Most programmes that allow you to work with any kind of complexity incorporate a system for managing that complexity. Typically this will take the form of  layers or categories which allow you to organise information. Best practice is to organise information as you draw or generate it, denoting what position within a building or project a certain part occupies.

Layers and Categories often also allow you to correlate certain information with an element, such as how it is drawn (eg. with dashed, thick lines). This means that you are able to easily change all elements associated with a certain layer at a later date. 

2. Ways of COMBINING information:

Families, blocks, and components are all different names for the CAD clusters which combine multiple types of information together into one ‘jigsaw piece’ which you can then re-use and manipulate in multiple ways while retaining the base information.

These are critical for providing efficiency if you need to make changes further down the line - you can change one element and all the other similar elements will take on the same changed attributes. They can also be ways of easily accessing and maintaining the accuracy of complex information between projects.

3. Ways of filtering information:

Filters allow you to strip a project back, to find a way through the complexity and to only see a certain relationship of parts at one time. Filters work like a special pair of glasses allowing you to have x-ray vision, and so are particularly useful for simplifying specific information sets which might be relevant to one consultant, or to remove all the behind the scenes details to present a simple, easily understood drawing to a client. 

Once you have done a few projects, you will see the value of setting up particular filters ahead of time, so you can easily access certain information as you draw - and not get lost in the strange depths of many, many lines.

4. WAYS OF DEScRIBING INFORMATION:

Finally, there is a large amount of architectural information which cannot be captured or accurately communicated with lines alone. To produce great architectural information using CAD software, you will also need to understand the value and methods of describing the information you draw. 

Methods of description act as annotations, traditionally added as a final layer once the base 2D drawing is nearing completion. But in CAD programmes, information such as dimensions, scale, and specifications can be added while you draw, and in some cases even automated. 

Additionally, in some cases, the roles of description and drawing can almost be reversed. Inputting descriptive information (such as dimensions, materials, and attachments) at the outset can allow you to move towards computer programming or scripting a building. This reversal requires a complete rethinking of how a drawing is produced, the role of drawing, and the desired outputs, but can add incredible efficiencies and levels of accuracy, particularly to large projects. 

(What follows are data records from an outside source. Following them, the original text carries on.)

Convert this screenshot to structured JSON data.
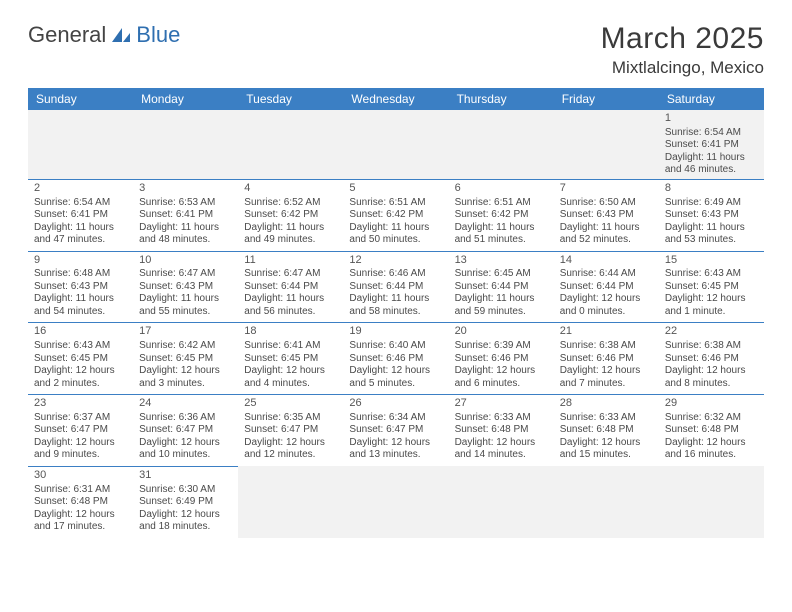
{
  "logo": {
    "part1": "General",
    "part2": "Blue"
  },
  "title": "March 2025",
  "subtitle": "Mixtlalcingo, Mexico",
  "colors": {
    "header_bg": "#3b7fc4",
    "header_text": "#ffffff",
    "border": "#3b7fc4",
    "text": "#4a4a4a",
    "empty_bg": "#f2f2f2"
  },
  "weekdays": [
    "Sunday",
    "Monday",
    "Tuesday",
    "Wednesday",
    "Thursday",
    "Friday",
    "Saturday"
  ],
  "weeks": [
    [
      null,
      null,
      null,
      null,
      null,
      null,
      {
        "d": "1",
        "sr": "Sunrise: 6:54 AM",
        "ss": "Sunset: 6:41 PM",
        "dl1": "Daylight: 11 hours",
        "dl2": "and 46 minutes."
      }
    ],
    [
      {
        "d": "2",
        "sr": "Sunrise: 6:54 AM",
        "ss": "Sunset: 6:41 PM",
        "dl1": "Daylight: 11 hours",
        "dl2": "and 47 minutes."
      },
      {
        "d": "3",
        "sr": "Sunrise: 6:53 AM",
        "ss": "Sunset: 6:41 PM",
        "dl1": "Daylight: 11 hours",
        "dl2": "and 48 minutes."
      },
      {
        "d": "4",
        "sr": "Sunrise: 6:52 AM",
        "ss": "Sunset: 6:42 PM",
        "dl1": "Daylight: 11 hours",
        "dl2": "and 49 minutes."
      },
      {
        "d": "5",
        "sr": "Sunrise: 6:51 AM",
        "ss": "Sunset: 6:42 PM",
        "dl1": "Daylight: 11 hours",
        "dl2": "and 50 minutes."
      },
      {
        "d": "6",
        "sr": "Sunrise: 6:51 AM",
        "ss": "Sunset: 6:42 PM",
        "dl1": "Daylight: 11 hours",
        "dl2": "and 51 minutes."
      },
      {
        "d": "7",
        "sr": "Sunrise: 6:50 AM",
        "ss": "Sunset: 6:43 PM",
        "dl1": "Daylight: 11 hours",
        "dl2": "and 52 minutes."
      },
      {
        "d": "8",
        "sr": "Sunrise: 6:49 AM",
        "ss": "Sunset: 6:43 PM",
        "dl1": "Daylight: 11 hours",
        "dl2": "and 53 minutes."
      }
    ],
    [
      {
        "d": "9",
        "sr": "Sunrise: 6:48 AM",
        "ss": "Sunset: 6:43 PM",
        "dl1": "Daylight: 11 hours",
        "dl2": "and 54 minutes."
      },
      {
        "d": "10",
        "sr": "Sunrise: 6:47 AM",
        "ss": "Sunset: 6:43 PM",
        "dl1": "Daylight: 11 hours",
        "dl2": "and 55 minutes."
      },
      {
        "d": "11",
        "sr": "Sunrise: 6:47 AM",
        "ss": "Sunset: 6:44 PM",
        "dl1": "Daylight: 11 hours",
        "dl2": "and 56 minutes."
      },
      {
        "d": "12",
        "sr": "Sunrise: 6:46 AM",
        "ss": "Sunset: 6:44 PM",
        "dl1": "Daylight: 11 hours",
        "dl2": "and 58 minutes."
      },
      {
        "d": "13",
        "sr": "Sunrise: 6:45 AM",
        "ss": "Sunset: 6:44 PM",
        "dl1": "Daylight: 11 hours",
        "dl2": "and 59 minutes."
      },
      {
        "d": "14",
        "sr": "Sunrise: 6:44 AM",
        "ss": "Sunset: 6:44 PM",
        "dl1": "Daylight: 12 hours",
        "dl2": "and 0 minutes."
      },
      {
        "d": "15",
        "sr": "Sunrise: 6:43 AM",
        "ss": "Sunset: 6:45 PM",
        "dl1": "Daylight: 12 hours",
        "dl2": "and 1 minute."
      }
    ],
    [
      {
        "d": "16",
        "sr": "Sunrise: 6:43 AM",
        "ss": "Sunset: 6:45 PM",
        "dl1": "Daylight: 12 hours",
        "dl2": "and 2 minutes."
      },
      {
        "d": "17",
        "sr": "Sunrise: 6:42 AM",
        "ss": "Sunset: 6:45 PM",
        "dl1": "Daylight: 12 hours",
        "dl2": "and 3 minutes."
      },
      {
        "d": "18",
        "sr": "Sunrise: 6:41 AM",
        "ss": "Sunset: 6:45 PM",
        "dl1": "Daylight: 12 hours",
        "dl2": "and 4 minutes."
      },
      {
        "d": "19",
        "sr": "Sunrise: 6:40 AM",
        "ss": "Sunset: 6:46 PM",
        "dl1": "Daylight: 12 hours",
        "dl2": "and 5 minutes."
      },
      {
        "d": "20",
        "sr": "Sunrise: 6:39 AM",
        "ss": "Sunset: 6:46 PM",
        "dl1": "Daylight: 12 hours",
        "dl2": "and 6 minutes."
      },
      {
        "d": "21",
        "sr": "Sunrise: 6:38 AM",
        "ss": "Sunset: 6:46 PM",
        "dl1": "Daylight: 12 hours",
        "dl2": "and 7 minutes."
      },
      {
        "d": "22",
        "sr": "Sunrise: 6:38 AM",
        "ss": "Sunset: 6:46 PM",
        "dl1": "Daylight: 12 hours",
        "dl2": "and 8 minutes."
      }
    ],
    [
      {
        "d": "23",
        "sr": "Sunrise: 6:37 AM",
        "ss": "Sunset: 6:47 PM",
        "dl1": "Daylight: 12 hours",
        "dl2": "and 9 minutes."
      },
      {
        "d": "24",
        "sr": "Sunrise: 6:36 AM",
        "ss": "Sunset: 6:47 PM",
        "dl1": "Daylight: 12 hours",
        "dl2": "and 10 minutes."
      },
      {
        "d": "25",
        "sr": "Sunrise: 6:35 AM",
        "ss": "Sunset: 6:47 PM",
        "dl1": "Daylight: 12 hours",
        "dl2": "and 12 minutes."
      },
      {
        "d": "26",
        "sr": "Sunrise: 6:34 AM",
        "ss": "Sunset: 6:47 PM",
        "dl1": "Daylight: 12 hours",
        "dl2": "and 13 minutes."
      },
      {
        "d": "27",
        "sr": "Sunrise: 6:33 AM",
        "ss": "Sunset: 6:48 PM",
        "dl1": "Daylight: 12 hours",
        "dl2": "and 14 minutes."
      },
      {
        "d": "28",
        "sr": "Sunrise: 6:33 AM",
        "ss": "Sunset: 6:48 PM",
        "dl1": "Daylight: 12 hours",
        "dl2": "and 15 minutes."
      },
      {
        "d": "29",
        "sr": "Sunrise: 6:32 AM",
        "ss": "Sunset: 6:48 PM",
        "dl1": "Daylight: 12 hours",
        "dl2": "and 16 minutes."
      }
    ],
    [
      {
        "d": "30",
        "sr": "Sunrise: 6:31 AM",
        "ss": "Sunset: 6:48 PM",
        "dl1": "Daylight: 12 hours",
        "dl2": "and 17 minutes."
      },
      {
        "d": "31",
        "sr": "Sunrise: 6:30 AM",
        "ss": "Sunset: 6:49 PM",
        "dl1": "Daylight: 12 hours",
        "dl2": "and 18 minutes."
      },
      null,
      null,
      null,
      null,
      null
    ]
  ]
}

For me, focusing on understanding of these four areas

- organising, combining, filtering and describing -

and understanding how each task I perform relates to these areas, enabled me to get beyond to confusing interfaces, or face-value difference between programmes. Instead, I found that thinking in this way enables you to get to the core of what CAD is, why we use it, and how it can be helpful.

Doing so makes it much easier to shift between CAD programmes, to work with entirely new interfaces, and to have belief in your ability to keep learning - because no matter how good you are at Revit or Autocad or Microstation today, things will change, and you will need to keep learning.